Our Wednesday Night CCM Scripture Study (Wednesdays, 7:30pm) is on The Book of Revelation, and while the text itself is a treasure laden mine, it is helpful to have a good study Bible and a commentary, or two (or more) on hand when taking on this mystical, symbolic, densely poetic apocalyptic work. Here are the sources David’s been using to prepare each evening’s exploration The Apocalypse of Jesus Christ.
The Christ of the Apocalypse: Contemplating the Faces of Jesus in the Book of Revelation (2018 Emmaus Road Publishing) by Msrg. A. Robert Nusca. This work of interpretation, so far, has been the most spiritually fruitful of the works I’ve consulted as it repeatedly roots reading the Book of Revelation in Christo-centrism and interpreting the text according to Christ as the one who conquers by his own crucifixion. However, it provides no verse by verse study helps.
The Catholic Study Bible [NABRE] (Oxford University Press, 2006) editors Donald Senior and John J. Collins. Includes extensive notes original to the NABRE, below the translation, with added study helps, and some interpretation included in the Reading Guide (written by Luke Timothy Johnson) found prefatory to the NABRE material, help contextualize the text to both its time, and within the entirety of scripture.
After Nusca’s work above, I have found Koestler (who also did the Anchor Bible Commentary on the Book of Revelation) to be the most helpful in making some of the points on the Apocalypse’s that reflect an moral sense that is one that leads us to change how we act, or reflect upon our discipleship. This is an interpretive commentary without notes or study helps.
Ignatius Catholic Study Bible [RSV-2ndCE] (San Francisco: Ignatius Press, 2010) Introductions, Commentary, and Notes by Scott Hahn and Curtis Mitch. Focused less on interpretation and more on study helps such as Word Studies, Historical references, maps, references to Old Testament writings (which abound in The Apocalypse); but it also specifically addresses how particular passages reflect or speak to the Doctrine of Faith for the Catholic Church. The study bible also includes a concise Concordance of the New Testament, much like an index, which shows where key terms are used throughout scripture given with a bit of context; helpful when wanting to see where else key images like “The Lamb” have appeared in other New Testament writings and its frequency (e.g. St Paul uses “lamb” once in all his writings while “Lamb” appears 19 times in the Book of Revelation).
The Lamb’s Supper: The Mass As Heaven on Earth (1999 Image Books) by Scott Hahn. I’m not a particular fan of Scott Hahn’s style, but his interpretation of Revelation which connects the Apocalyptic heavenly liturgy to the celebration of the Eucharist found in the Mass (of which he gives a decent exposition in and of itself in this book) bring out great insights while reading the text of the Apocalypse.
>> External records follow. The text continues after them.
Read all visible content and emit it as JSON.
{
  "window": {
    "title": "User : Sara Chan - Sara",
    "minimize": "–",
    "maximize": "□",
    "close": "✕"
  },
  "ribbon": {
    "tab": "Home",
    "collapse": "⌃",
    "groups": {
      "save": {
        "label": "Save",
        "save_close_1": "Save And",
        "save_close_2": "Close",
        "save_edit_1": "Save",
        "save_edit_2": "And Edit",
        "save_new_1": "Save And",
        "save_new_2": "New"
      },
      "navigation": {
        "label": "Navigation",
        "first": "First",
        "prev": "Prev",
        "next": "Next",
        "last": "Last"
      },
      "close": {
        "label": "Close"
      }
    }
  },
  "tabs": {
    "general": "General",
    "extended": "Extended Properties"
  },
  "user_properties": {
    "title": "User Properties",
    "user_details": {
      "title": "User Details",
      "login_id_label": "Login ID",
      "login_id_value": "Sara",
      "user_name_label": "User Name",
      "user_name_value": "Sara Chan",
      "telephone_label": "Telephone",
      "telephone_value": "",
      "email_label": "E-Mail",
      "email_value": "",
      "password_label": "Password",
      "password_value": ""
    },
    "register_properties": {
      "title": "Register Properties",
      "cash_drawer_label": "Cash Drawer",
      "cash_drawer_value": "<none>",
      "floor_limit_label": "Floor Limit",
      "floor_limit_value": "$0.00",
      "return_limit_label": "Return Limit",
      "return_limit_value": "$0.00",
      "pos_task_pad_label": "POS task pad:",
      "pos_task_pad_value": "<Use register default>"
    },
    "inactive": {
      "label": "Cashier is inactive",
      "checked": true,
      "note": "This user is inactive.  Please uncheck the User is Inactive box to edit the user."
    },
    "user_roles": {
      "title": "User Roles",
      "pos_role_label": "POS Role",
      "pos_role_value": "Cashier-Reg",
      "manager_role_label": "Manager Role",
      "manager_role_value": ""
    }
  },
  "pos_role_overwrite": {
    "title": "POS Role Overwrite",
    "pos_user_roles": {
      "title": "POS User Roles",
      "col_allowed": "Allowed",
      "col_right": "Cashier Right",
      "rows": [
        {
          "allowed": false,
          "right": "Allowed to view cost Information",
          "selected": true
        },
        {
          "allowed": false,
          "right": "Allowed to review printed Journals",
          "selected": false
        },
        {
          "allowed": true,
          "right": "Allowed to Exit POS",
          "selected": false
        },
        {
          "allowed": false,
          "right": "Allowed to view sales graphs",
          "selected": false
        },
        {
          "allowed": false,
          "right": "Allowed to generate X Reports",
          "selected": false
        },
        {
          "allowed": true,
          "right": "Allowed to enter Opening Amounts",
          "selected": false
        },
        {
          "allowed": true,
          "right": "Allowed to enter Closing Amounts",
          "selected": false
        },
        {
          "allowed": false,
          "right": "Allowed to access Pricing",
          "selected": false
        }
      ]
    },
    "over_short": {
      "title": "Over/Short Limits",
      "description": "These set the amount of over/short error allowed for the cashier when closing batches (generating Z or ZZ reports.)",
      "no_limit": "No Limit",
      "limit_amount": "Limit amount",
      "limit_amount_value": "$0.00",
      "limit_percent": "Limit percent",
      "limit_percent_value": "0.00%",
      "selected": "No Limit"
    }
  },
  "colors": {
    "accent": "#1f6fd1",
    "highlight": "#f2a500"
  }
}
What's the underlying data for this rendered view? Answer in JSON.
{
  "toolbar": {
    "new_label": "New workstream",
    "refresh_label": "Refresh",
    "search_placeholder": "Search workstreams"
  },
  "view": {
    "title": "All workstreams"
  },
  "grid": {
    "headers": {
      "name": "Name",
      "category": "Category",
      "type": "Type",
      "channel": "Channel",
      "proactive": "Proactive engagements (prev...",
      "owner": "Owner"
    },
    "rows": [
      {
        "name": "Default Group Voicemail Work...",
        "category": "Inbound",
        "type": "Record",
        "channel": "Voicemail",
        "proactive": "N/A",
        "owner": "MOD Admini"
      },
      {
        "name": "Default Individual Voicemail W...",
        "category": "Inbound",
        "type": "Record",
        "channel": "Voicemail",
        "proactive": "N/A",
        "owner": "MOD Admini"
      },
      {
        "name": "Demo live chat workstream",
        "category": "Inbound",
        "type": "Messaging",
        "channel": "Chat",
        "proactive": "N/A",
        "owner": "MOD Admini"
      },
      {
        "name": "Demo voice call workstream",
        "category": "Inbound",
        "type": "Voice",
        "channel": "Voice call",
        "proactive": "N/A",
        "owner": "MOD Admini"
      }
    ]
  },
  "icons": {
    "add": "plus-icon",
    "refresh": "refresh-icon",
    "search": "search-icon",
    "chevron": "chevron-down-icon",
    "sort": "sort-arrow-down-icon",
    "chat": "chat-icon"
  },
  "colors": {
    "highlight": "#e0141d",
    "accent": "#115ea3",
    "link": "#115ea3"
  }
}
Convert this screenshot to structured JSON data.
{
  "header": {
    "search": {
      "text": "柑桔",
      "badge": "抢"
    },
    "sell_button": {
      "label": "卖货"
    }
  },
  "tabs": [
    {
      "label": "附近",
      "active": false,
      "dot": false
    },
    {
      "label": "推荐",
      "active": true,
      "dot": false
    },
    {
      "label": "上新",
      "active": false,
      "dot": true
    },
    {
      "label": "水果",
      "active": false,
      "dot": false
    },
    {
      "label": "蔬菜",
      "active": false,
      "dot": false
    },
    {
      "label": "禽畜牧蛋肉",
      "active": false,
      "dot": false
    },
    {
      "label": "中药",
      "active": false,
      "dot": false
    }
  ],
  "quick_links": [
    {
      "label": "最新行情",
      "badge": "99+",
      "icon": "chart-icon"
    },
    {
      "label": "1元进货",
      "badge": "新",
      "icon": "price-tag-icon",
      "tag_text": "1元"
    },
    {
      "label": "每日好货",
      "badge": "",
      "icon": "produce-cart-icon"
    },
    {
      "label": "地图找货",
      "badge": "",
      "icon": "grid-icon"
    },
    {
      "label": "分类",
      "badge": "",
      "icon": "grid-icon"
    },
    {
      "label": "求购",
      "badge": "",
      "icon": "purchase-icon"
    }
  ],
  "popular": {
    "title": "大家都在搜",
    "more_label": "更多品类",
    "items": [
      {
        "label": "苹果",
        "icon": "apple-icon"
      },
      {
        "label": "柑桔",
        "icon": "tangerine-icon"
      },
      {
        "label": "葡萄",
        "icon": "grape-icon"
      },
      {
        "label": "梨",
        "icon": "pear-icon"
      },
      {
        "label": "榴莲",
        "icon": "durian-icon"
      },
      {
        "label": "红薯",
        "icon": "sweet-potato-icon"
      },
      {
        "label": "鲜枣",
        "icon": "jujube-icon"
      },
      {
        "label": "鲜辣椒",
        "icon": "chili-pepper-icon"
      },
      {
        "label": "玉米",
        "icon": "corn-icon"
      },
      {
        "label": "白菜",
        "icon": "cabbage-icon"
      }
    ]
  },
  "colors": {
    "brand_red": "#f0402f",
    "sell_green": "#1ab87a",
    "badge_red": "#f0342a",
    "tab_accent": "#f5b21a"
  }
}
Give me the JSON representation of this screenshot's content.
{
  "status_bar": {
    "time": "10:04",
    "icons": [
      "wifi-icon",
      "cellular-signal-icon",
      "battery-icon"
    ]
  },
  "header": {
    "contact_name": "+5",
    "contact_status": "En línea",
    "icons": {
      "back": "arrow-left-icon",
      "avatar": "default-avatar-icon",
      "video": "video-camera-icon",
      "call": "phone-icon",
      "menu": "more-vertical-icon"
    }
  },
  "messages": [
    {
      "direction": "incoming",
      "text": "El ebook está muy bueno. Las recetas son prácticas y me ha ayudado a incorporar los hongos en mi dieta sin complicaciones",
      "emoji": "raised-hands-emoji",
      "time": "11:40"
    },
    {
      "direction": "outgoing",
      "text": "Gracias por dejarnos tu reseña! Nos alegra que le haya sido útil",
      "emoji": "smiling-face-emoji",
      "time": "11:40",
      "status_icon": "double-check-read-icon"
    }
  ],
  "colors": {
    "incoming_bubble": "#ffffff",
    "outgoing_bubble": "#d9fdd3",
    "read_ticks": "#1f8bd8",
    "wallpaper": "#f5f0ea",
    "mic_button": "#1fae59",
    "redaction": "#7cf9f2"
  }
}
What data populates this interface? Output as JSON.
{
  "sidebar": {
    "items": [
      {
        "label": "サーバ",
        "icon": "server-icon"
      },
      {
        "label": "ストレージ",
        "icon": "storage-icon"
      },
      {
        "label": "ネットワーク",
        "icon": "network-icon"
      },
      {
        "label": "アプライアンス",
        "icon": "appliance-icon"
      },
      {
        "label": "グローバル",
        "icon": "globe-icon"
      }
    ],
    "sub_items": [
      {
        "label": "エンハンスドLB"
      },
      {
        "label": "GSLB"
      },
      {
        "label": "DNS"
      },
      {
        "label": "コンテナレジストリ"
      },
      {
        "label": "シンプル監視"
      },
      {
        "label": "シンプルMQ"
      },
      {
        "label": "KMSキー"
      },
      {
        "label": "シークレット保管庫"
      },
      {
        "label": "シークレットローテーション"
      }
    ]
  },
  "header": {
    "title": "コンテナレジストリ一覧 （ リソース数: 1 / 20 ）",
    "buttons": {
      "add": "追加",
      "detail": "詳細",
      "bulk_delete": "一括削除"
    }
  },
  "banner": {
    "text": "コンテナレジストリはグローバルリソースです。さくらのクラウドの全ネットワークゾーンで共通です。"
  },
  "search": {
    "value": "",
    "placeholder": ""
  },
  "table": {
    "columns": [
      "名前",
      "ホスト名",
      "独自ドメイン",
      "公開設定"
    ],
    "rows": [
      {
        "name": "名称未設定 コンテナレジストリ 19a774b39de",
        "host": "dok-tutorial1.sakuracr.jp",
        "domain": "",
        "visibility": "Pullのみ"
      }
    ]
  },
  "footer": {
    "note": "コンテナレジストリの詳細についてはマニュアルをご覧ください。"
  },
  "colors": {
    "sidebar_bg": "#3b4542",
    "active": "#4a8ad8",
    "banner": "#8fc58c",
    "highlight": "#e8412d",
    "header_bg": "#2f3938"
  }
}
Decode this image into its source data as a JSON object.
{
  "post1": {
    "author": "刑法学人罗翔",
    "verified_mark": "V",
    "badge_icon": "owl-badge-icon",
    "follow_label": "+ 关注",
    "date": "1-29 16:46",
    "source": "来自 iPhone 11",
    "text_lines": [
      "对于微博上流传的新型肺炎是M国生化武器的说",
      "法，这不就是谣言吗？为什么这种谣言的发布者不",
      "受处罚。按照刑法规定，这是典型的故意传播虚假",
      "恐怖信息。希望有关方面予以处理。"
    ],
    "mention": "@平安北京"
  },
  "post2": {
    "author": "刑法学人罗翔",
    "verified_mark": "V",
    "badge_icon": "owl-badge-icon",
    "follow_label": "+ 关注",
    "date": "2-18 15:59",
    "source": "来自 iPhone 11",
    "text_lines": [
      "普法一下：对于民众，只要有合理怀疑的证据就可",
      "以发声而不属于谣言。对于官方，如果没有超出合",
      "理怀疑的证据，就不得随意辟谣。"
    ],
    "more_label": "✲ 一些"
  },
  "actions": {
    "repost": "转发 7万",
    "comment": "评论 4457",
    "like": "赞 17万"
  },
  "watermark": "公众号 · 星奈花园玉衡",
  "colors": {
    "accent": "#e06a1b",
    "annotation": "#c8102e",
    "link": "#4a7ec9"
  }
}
No study helps or translation notes.
The Jewish Annotated New Testament [NRSV] (Oxford University Press, 2011) Includes provides prefatory interpretation, meaning and translation notes, and more in-depth sidebars. There are interesting notes here brought out by the Jewish perspective of the commentator (David Frankfurter), not only by relating it to non-Scriptural Jewish sources (such as the Dead Sea Scrolls), but also by interpreting the text as a primarily Jewish-Christian text concerned in large parts with avoiding all associations with idolatrous practices (which Frankfurter believes is expressed directly contra to Paul’s more lenient teachings) and Jewish purity.
Revelation: Sacra Pagina Series Vol 16 (1993 Liturgical Press) by Wilfrid J. Harrington, O.P. Each pericope is treated with both translation notes and an Interpretation both helpful for overcoming particularly difficult passages or obscure references, but also for situating the section in relationship to the work as a whole. Harrington takes particular effort to address the violence found within Revelation, always placing it in context of the Crucifixion.